Le dimanche 29 août 1999, au marathon de Québec (photo titre), là où tout a commencé.

 Je me pince. Honnêtement, je ne disposais pas d’un tel profil.

 Méthodique, la découverte de la course à pied m’injectait une dose de bien-être et de fierté. Quand j’adopte, la longévité s’implique et je ne suis pas du genre à lâcher le morceau pour une peccadille.

 Le reflet de mon existence, je donne tout ce que je peux en essayant de ne jamais me décevoir.

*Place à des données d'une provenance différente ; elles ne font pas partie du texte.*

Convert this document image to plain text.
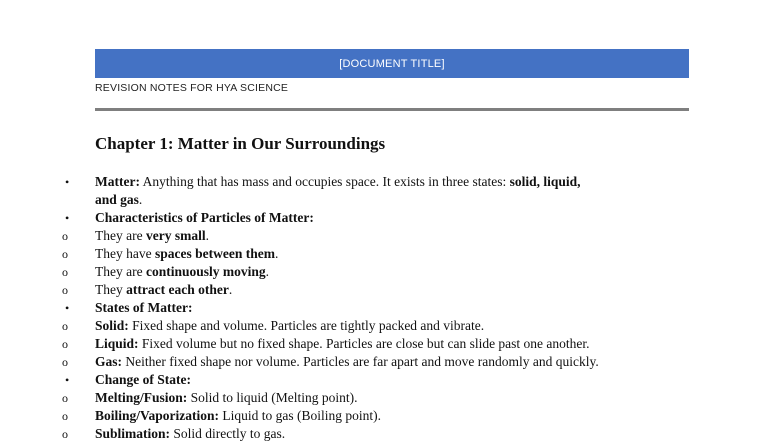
[DOCUMENT TITLE]
REVISION NOTES FOR HYA SCIENCE
Chapter 1: Matter in Our Surroundings
•	Matter: Anything that has mass and occupies space. It exists in three states: solid, liquid,
and gas.
•	Characteristics of Particles of Matter:
o	They are very small.
o	They have spaces between them.
o	They are continuously moving.
o	They attract each other.
•	States of Matter:
o	Solid: Fixed shape and volume. Particles are tightly packed and vibrate.
o	Liquid: Fixed volume but no fixed shape. Particles are close but can slide past one another.
o	Gas: Neither fixed shape nor volume. Particles are far apart and move randomly and quickly.
•	Change of State:
o	Melting/Fusion: Solid to liquid (Melting point).
o	Boiling/Vaporization: Liquid to gas (Boiling point).
o	Sublimation: Solid directly to gas.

 Je me dis que dans la vie, tout ce qui m’entoure, je dois l’apprécier, en prendre un soin méticuleux. Il en va de soi quand on accepte un cadeau !

 

J'ai eu le privilège de soutenir mon ami Dominic Arpin lors de la réalisation de son marathon, quelques mois après son opération suite à la découverte d'un cancer à un rein. Martin Bouffard, caméraman et ami de Dominic, nous accompagnait. À travers toutes ces années, ce fut un moment magique pour moi .

 

Sincèrement, même si je m’en approchais, je n’y pensais pas car mon intérêt ne frise pas le ridicule. Et courir 100 marathons dans une vie, jamais, au grand jamais j’aurais voulu me fixer un tel objectif.

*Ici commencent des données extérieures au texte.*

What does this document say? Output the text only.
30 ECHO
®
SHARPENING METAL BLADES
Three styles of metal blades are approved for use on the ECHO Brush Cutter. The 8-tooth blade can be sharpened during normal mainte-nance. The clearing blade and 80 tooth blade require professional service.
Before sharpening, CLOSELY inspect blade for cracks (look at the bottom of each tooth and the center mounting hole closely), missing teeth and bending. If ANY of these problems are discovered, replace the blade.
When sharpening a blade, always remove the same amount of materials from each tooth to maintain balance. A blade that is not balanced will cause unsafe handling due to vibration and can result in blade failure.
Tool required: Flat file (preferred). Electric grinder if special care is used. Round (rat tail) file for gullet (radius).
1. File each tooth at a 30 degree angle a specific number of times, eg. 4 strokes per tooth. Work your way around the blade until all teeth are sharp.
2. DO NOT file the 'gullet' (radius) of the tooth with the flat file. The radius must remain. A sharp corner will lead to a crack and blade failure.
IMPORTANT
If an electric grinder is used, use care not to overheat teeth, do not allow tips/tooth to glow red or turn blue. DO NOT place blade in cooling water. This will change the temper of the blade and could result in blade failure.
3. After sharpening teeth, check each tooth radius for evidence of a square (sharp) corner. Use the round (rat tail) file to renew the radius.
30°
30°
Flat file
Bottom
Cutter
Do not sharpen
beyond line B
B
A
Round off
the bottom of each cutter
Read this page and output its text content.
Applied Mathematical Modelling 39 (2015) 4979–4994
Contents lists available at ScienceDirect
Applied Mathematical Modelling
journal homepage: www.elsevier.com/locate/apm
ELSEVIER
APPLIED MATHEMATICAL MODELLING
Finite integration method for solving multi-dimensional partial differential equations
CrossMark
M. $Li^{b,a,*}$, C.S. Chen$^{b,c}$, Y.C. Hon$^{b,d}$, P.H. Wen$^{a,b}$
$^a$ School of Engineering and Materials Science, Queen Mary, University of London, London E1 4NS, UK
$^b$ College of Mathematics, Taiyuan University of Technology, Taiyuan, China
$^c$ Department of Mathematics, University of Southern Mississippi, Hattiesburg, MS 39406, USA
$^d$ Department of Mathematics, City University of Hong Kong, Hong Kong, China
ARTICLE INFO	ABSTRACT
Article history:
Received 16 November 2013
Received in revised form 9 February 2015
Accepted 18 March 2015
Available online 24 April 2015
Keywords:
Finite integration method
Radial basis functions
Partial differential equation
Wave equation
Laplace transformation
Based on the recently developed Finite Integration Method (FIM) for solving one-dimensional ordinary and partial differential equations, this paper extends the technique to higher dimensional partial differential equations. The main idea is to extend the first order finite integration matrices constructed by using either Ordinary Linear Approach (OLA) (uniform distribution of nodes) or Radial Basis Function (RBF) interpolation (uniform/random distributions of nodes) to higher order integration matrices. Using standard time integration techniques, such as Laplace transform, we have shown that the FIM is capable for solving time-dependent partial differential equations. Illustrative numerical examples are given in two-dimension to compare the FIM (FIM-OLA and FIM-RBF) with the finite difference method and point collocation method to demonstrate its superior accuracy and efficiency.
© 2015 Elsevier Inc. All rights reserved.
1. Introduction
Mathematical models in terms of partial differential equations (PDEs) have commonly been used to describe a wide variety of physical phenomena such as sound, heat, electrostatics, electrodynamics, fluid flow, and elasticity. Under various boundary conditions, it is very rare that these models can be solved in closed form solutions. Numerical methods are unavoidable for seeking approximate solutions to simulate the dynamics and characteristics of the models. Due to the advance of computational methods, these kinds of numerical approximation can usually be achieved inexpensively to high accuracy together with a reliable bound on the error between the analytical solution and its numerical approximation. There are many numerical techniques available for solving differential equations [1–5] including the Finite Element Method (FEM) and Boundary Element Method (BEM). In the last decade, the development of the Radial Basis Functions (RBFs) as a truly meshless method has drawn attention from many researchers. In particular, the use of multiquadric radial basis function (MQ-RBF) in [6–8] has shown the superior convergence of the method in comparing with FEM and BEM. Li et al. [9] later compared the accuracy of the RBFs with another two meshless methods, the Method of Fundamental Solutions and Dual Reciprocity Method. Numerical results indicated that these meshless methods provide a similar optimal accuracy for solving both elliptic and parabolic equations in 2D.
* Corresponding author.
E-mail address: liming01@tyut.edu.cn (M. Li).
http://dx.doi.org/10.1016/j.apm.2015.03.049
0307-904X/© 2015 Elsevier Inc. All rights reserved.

 C’est lors d’un entraînement banal avec le comédien Mario St-Amand que la lumière s’est allumée. À ce moment, j’en totalisais 77. Wow, m’a-t-il dit, tout ébahi. « Tu te diriges vers ton 100e », a-t-il ajouté. Étrange vous me direz mais c’est comme si je venais de réaliser que je détenais des chances de gagner un gros lot !

 Je ne vous cacherai pas que depuis cet instant, une pression supplémentaire m’incite à prendre ce chiffre au sérieux. Or, ma conscience me pousse à des réflexions. Régulièrement, je m’arrête et réalise que je marche sur des œufs, même si je vois pointer à l’horizon cette fameuse cible.

 

C'est lors d'un entraînement sur le Mont-Royal que le comédien Mario Saint-Amand m'a fait prendre conscience de cet objectif à atteindre.

 

J’ai constaté au fil des années que le corps humain constitue une merveilleuse machine, qu’il faut en prendre soin. Je tenais à conserver une discipline impeccable qui allait logiquement me récompenser. L’usure des entraînements et des marathons ne se manifeste pas pour le moment. La crainte de voir surgir une blessure à une cheville, un genou, une hanche, au dos vient me hanter mais en bout de ligne, je me dis que si jamais je dois guérir, au point où j’en suis rendu, je me permettrai des les marcher.

 Pour moi, cette grande aventure a commencé à Québec en 1999. Or, trois ans plus tôt, une dame, Josée Benoit m'avait accueilli dans un gymnase de mon patelin où je m'étais présenté, désorienté et dans une condition physique atroce. N'eut été de sa présence, je me demande sérieusement où j'en serais présentement. Je craignais le marathon, tel un monstre destructeur. Je l’ai essayé et je me souviens qu’assis dans les marches d’un édifice, je me disais que plus jamais je rééditerais un tel défi. Puis, deux semaines plus tard, je me surprenais à chercher l’endroit de mon prochain !

 

L'humoriste Maxime Martin  sera à Québec le 13 octobre prochain. Il s'agira de notre 3e marathon ensemble.

 

Voilà pourquoi j’ai cru bon de fermer la boucle à Québec pour le 100e, là où tout a commencé. Ce n’est pas romantique cette affaire-là ?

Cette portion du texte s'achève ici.